Yaarel
🇮🇱He-Mage
This will give a specific feel to a campaign, quite a bit different than "traditional" healing. If that's the feel wanted at the table, then this works well.
Again, depending on the feel you are going for that's likely either a benefit or a detriment.
To me, hits vs. misses and saves and who is targeted are so swingy that having these additional thresholds that force long extra periods of rest that I can't predict are a detriment.
If I plan something where rests are hard (time pressure, wandering monsters, etc.) then I'm forcing some characters to carry a much higher risk than others depending on how the dice fall.
Even more importantly I'm increasing dependence on magical healing like we had in the editions up through 3.5, which strongly changes the resource balance of healer types to much more support characters. I like that self-healing has allowed those characters not to have to focus on using their spell slots so heavily I heals and can do other things without feeling like they are letting their party down.
As a corollary, this effectively removes the ability to play without magical healing.
Realism over heroics is a decent thing at some tables. 3.x does a better job of simulating the real world than 5e, personally I'll play that system if I'm looking for it.
Mostly, I feel the concerns are working as intended. The point of a vigorous/bloodied system (or vitality/wound system) is physical damage takes longer to heal.
If all damage heals easily, then by definition, the game *feels* like all damage is nonphysical. Many players voice concerns about 5e enabling heroes to continually bounce back and forth between 0 and 1 hp.
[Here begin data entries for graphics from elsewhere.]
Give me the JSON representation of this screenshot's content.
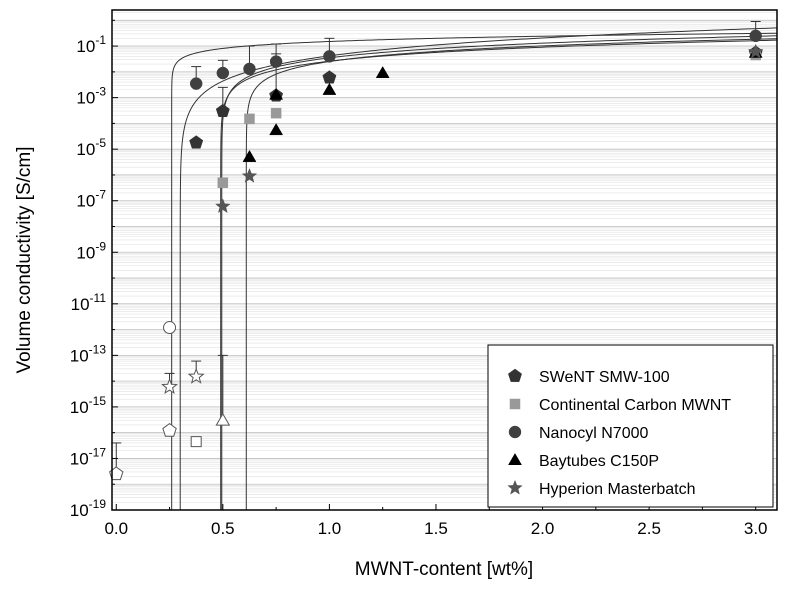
{
  "chart_data": {
    "type": "scatter",
    "xlabel": "MWNT-content [wt%]",
    "ylabel": "Volume conductivity [S/cm]",
    "xlim": [
      -0.02,
      3.1
    ],
    "ylim_log10": [
      -19,
      0.4
    ],
    "y_scale": "log",
    "grid": "horizontal",
    "legend_position": "bottom-right",
    "x_ticks": [
      {
        "value": 0.0,
        "label": "0.0"
      },
      {
        "value": 0.5,
        "label": "0.5"
      },
      {
        "value": 1.0,
        "label": "1.0"
      },
      {
        "value": 1.5,
        "label": "1.5"
      },
      {
        "value": 2.0,
        "label": "2.0"
      },
      {
        "value": 2.5,
        "label": "2.5"
      },
      {
        "value": 3.0,
        "label": "3.0"
      }
    ],
    "y_ticks": [
      {
        "exp": -1,
        "base": "10",
        "sup": "-1"
      },
      {
        "exp": -3,
        "base": "10",
        "sup": "-3"
      },
      {
        "exp": -5,
        "base": "10",
        "sup": "-5"
      },
      {
        "exp": -7,
        "base": "10",
        "sup": "-7"
      },
      {
        "exp": -9,
        "base": "10",
        "sup": "-9"
      },
      {
        "exp": -11,
        "base": "10",
        "sup": "-11"
      },
      {
        "exp": -13,
        "base": "10",
        "sup": "-13"
      },
      {
        "exp": -15,
        "base": "10",
        "sup": "-15"
      },
      {
        "exp": -17,
        "base": "10",
        "sup": "-17"
      },
      {
        "exp": -19,
        "base": "10",
        "sup": "-19"
      }
    ],
    "series": [
      {
        "name": "SWeNT SMW-100",
        "marker": "pentagon",
        "color": "#333333",
        "percolation": [
          0.0,
          0.25
        ],
        "fit_curve": {
          "pc": 0.3,
          "a": -1.1,
          "t": 1.8
        },
        "points": [
          {
            "x": 0.375,
            "y": 1.8e-05,
            "filled": true
          },
          {
            "x": 0.5,
            "y": 0.0003,
            "filled": true,
            "err_up": 0.0025
          },
          {
            "x": 0.75,
            "y": 0.0012,
            "filled": true,
            "err_up": 0.05
          },
          {
            "x": 1.0,
            "y": 0.006,
            "filled": true
          },
          {
            "x": 3.0,
            "y": 0.055,
            "filled": true
          },
          {
            "x": 0.0,
            "y": 2.5e-18,
            "filled": false,
            "err_up": 4e-17
          },
          {
            "x": 0.25,
            "y": 1.2e-16,
            "filled": false
          }
        ]
      },
      {
        "name": "Continental Carbon MWNT",
        "marker": "square",
        "color": "#999999",
        "fit_curve": {
          "pc": 0.495,
          "a": -1.1,
          "t": 1.2
        },
        "points": [
          {
            "x": 0.5,
            "y": 5e-07,
            "filled": true
          },
          {
            "x": 0.625,
            "y": 0.00015,
            "filled": true
          },
          {
            "x": 0.75,
            "y": 0.00025,
            "filled": true
          },
          {
            "x": 3.0,
            "y": 0.045,
            "filled": true
          },
          {
            "x": 0.375,
            "y": 4.5e-17,
            "filled": false
          }
        ]
      },
      {
        "name": "Nanocyl N7000",
        "marker": "circle",
        "color": "#404040",
        "fit_curve": {
          "pc": 0.26,
          "a": -0.75,
          "t": 0.55
        },
        "points": [
          {
            "x": 0.375,
            "y": 0.0035,
            "filled": true,
            "err_up": 0.016
          },
          {
            "x": 0.5,
            "y": 0.009,
            "filled": true,
            "err_up": 0.028
          },
          {
            "x": 0.625,
            "y": 0.013,
            "filled": true,
            "err_up": 0.1
          },
          {
            "x": 0.75,
            "y": 0.025,
            "filled": true,
            "err_up": 0.12
          },
          {
            "x": 1.0,
            "y": 0.04,
            "filled": true,
            "err_up": 0.2
          },
          {
            "x": 3.0,
            "y": 0.25,
            "filled": true,
            "err_up": 0.9
          },
          {
            "x": 0.25,
            "y": 1.2e-12,
            "filled": false
          }
        ]
      },
      {
        "name": "Baytubes C150P",
        "marker": "triangle",
        "color": "#000000",
        "fit_curve": {
          "pc": 0.61,
          "a": -1.15,
          "t": 1.1
        },
        "points": [
          {
            "x": 0.625,
            "y": 5e-06,
            "filled": true
          },
          {
            "x": 0.75,
            "y": 5.5e-05,
            "filled": true
          },
          {
            "x": 0.75,
            "y": 0.0013,
            "filled": true
          },
          {
            "x": 1.0,
            "y": 0.002,
            "filled": true
          },
          {
            "x": 1.25,
            "y": 0.009,
            "filled": true
          },
          {
            "x": 3.0,
            "y": 0.055,
            "filled": true
          },
          {
            "x": 0.5,
            "y": 3e-16,
            "filled": false,
            "err_up": 1e-13
          }
        ]
      },
      {
        "name": "Hyperion Masterbatch",
        "marker": "star",
        "color": "#555555",
        "fit_curve": {
          "pc": 0.49,
          "a": -1.25,
          "t": 1.15
        },
        "points": [
          {
            "x": 0.5,
            "y": 6e-08,
            "filled": true
          },
          {
            "x": 0.625,
            "y": 9e-07,
            "filled": true
          },
          {
            "x": 3.0,
            "y": 0.06,
            "filled": true
          },
          {
            "x": 0.25,
            "y": 6e-15,
            "filled": false,
            "err_up": 2e-14
          },
          {
            "x": 0.375,
            "y": 1.5e-14,
            "filled": false,
            "err_up": 6e-14
          }
        ]
      }
    ]
  }
}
If bloodied mechanically means a physical beating, and 0 hp means a possible internal injury (possibly a broken bone or death), then injury *feels* more real, and players make an effort to avoid it.
Nonphysical hit points remain easily recoverable, so in most cases, an adventure can still continue.
However, I agree with your concerns about magic versus nonmagic. All classes must balance reasonably and be equally viably. Dependence on magic to heal physical damage, skews the balance against nonmagical class.
Maybe a remedy is to nerf healing magic? So, low level spells can only heal vigor. Only spell slot levels 5 and up can heal physical damage dramatically.